We'd better fully utilize labor pool

Prior to the "Great Recession," two-thirds of working-age Americans were either working or seeking work. But since 2007, when it averaged 66 percent, the labor-force participation rate has plunged by 3 percentage points through the first half of this year, and the decline continued even after the admittedly subpar recovery began. In August, just 62.8 percent of the working-age population was in the labor force, according to the Bureau of Labor Statistics, and there is a real possibility that labor-force participation may never return to its pre-crisis level. This threatens prosperity for two related reasons: a permanently smaller labor supply means a reduction in the economy's capacity to grow; and the smaller economic pie will have to be shared with a larger "dependent" — i.e., non-working — population.

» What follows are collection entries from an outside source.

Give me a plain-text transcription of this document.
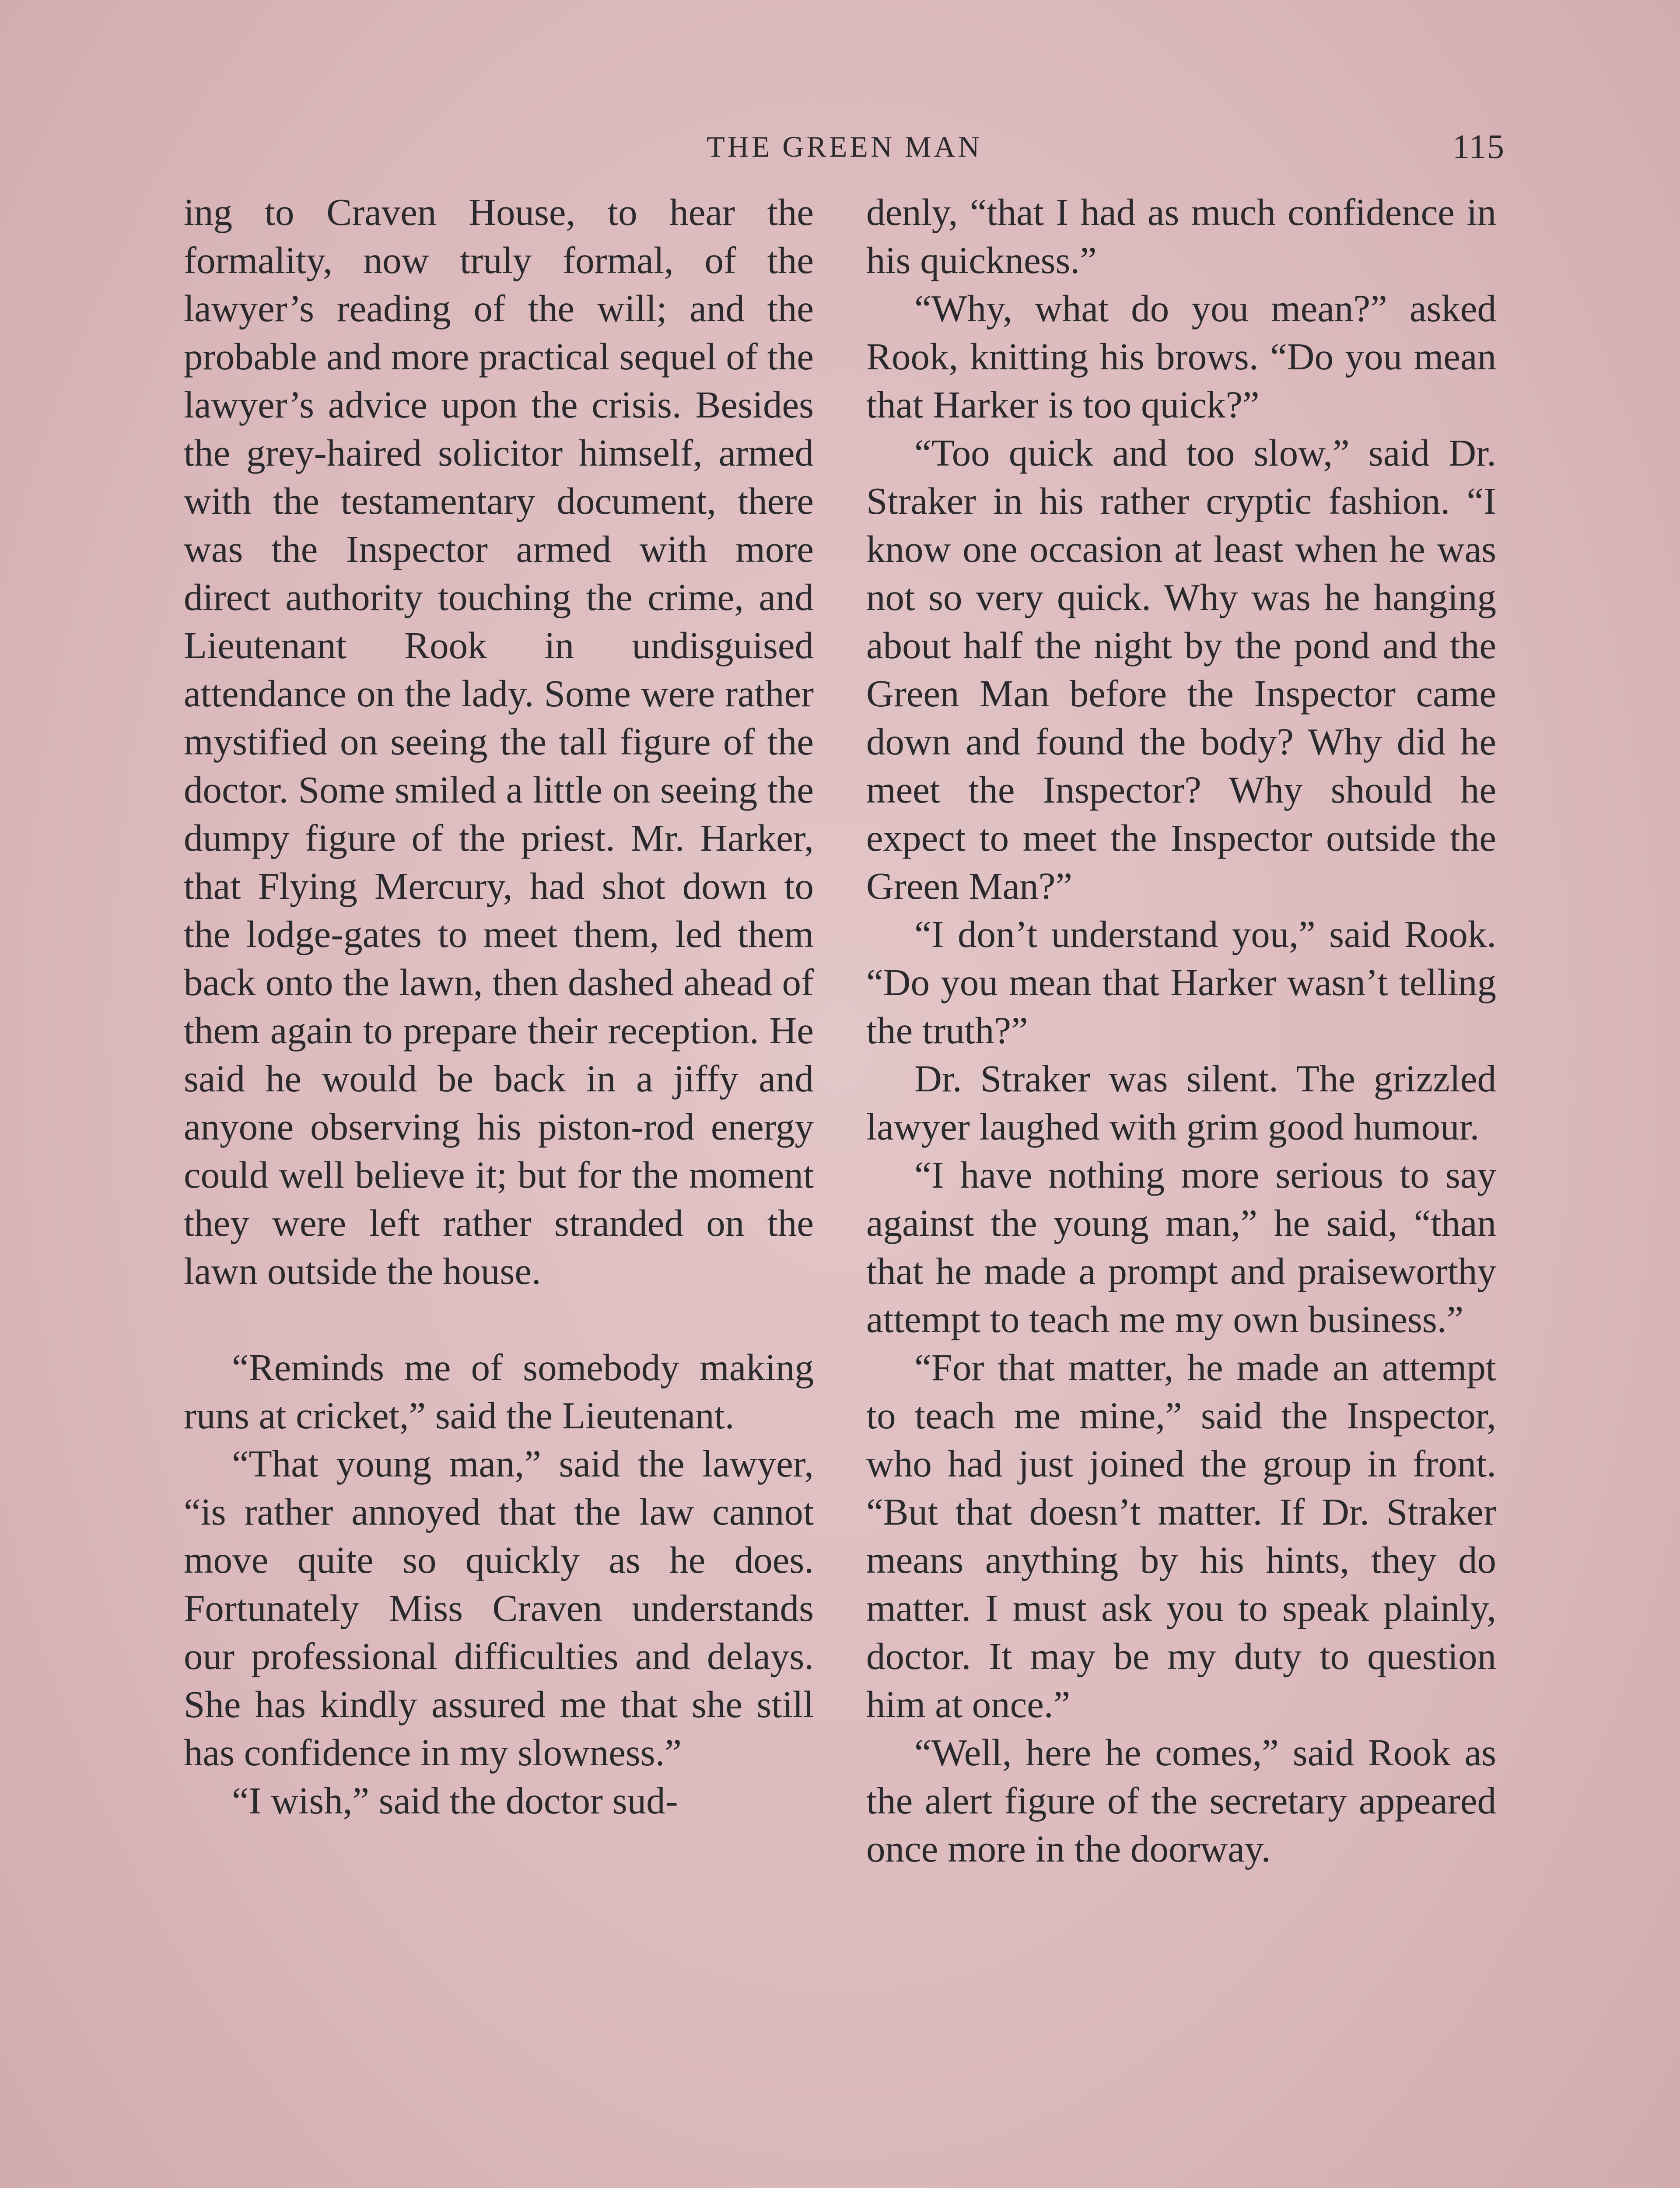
THE GREEN MAN	115

ing to Craven House, to hear the formality, now truly formal, of the lawyer’s reading of the will; and the probable and more practical sequel of the lawyer’s advice upon the crisis. Besides the grey-haired solicitor himself, armed with the testamentary document, there was the Inspector armed with more direct authority touching the crime, and Lieutenant Rook in undisguised attendance on the lady. Some were rather mystified on seeing the tall figure of the doctor. Some smiled a little on seeing the dumpy figure of the priest. Mr. Harker, that Flying Mercury, had shot down to the lodge-gates to meet them, led them back onto the lawn, then dashed ahead of them again to prepare their reception. He said he would be back in a jiffy and anyone observing his piston-rod energy could well believe it; but for the moment they were left rather stranded on the lawn outside the house.

“Reminds me of somebody making runs at cricket,” said the Lieutenant.

“That young man,” said the lawyer, “is rather annoyed that the law cannot move quite so quickly as he does. Fortunately Miss Craven understands our professional difficulties and delays. She has kindly assured me that she still has confidence in my slowness.”

“I wish,” said the doctor sud-

denly, “that I had as much confidence in his quickness.”

“Why, what do you mean?” asked Rook, knitting his brows. “Do you mean that Harker is too quick?”

“Too quick and too slow,” said Dr. Straker in his rather cryptic fashion. “I know one occasion at least when he was not so very quick. Why was he hanging about half the night by the pond and the Green Man before the Inspector came down and found the body? Why did he meet the Inspector? Why should he expect to meet the Inspector outside the Green Man?”

“I don’t understand you,” said Rook. “Do you mean that Harker wasn’t telling the truth?”

Dr. Straker was silent. The grizzled lawyer laughed with grim good humour.

“I have nothing more serious to say against the young man,” he said, “than that he made a prompt and praiseworthy attempt to teach me my own business.”

“For that matter, he made an attempt to teach me mine,” said the Inspector, who had just joined the group in front. “But that doesn’t matter. If Dr. Straker means anything by his hints, they do matter. I must ask you to speak plainly, doctor. It may be my duty to question him at once.”

“Well, here he comes,” said Rook as the alert figure of the secretary appeared once more in the doorway.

It's such a central issue that a standing-room-only audience assembled recently at the Brookings Institution to hear the latest research results from five top Fed economists (affiliated with the central bank but not speaking on behalf of it). Their study suggests that three-quarters of the drop in labor-force participation during the recession is due to long-term demographic factors — especially the aging of the population; the recession coincided with the first baby boomers retiring — that had already been at work prior to the crisis. This, in turn, implies that the Fed can't do much more in the short run and that, over the long run, the United States is going to have to get much smarter, and more aggressive, about getting the most out of its labor pool. The Fed economists project that labor-force participation will fall to 61 percent by 2022, consistent with previous estimates by the Labor Department and Congressional Budget Office.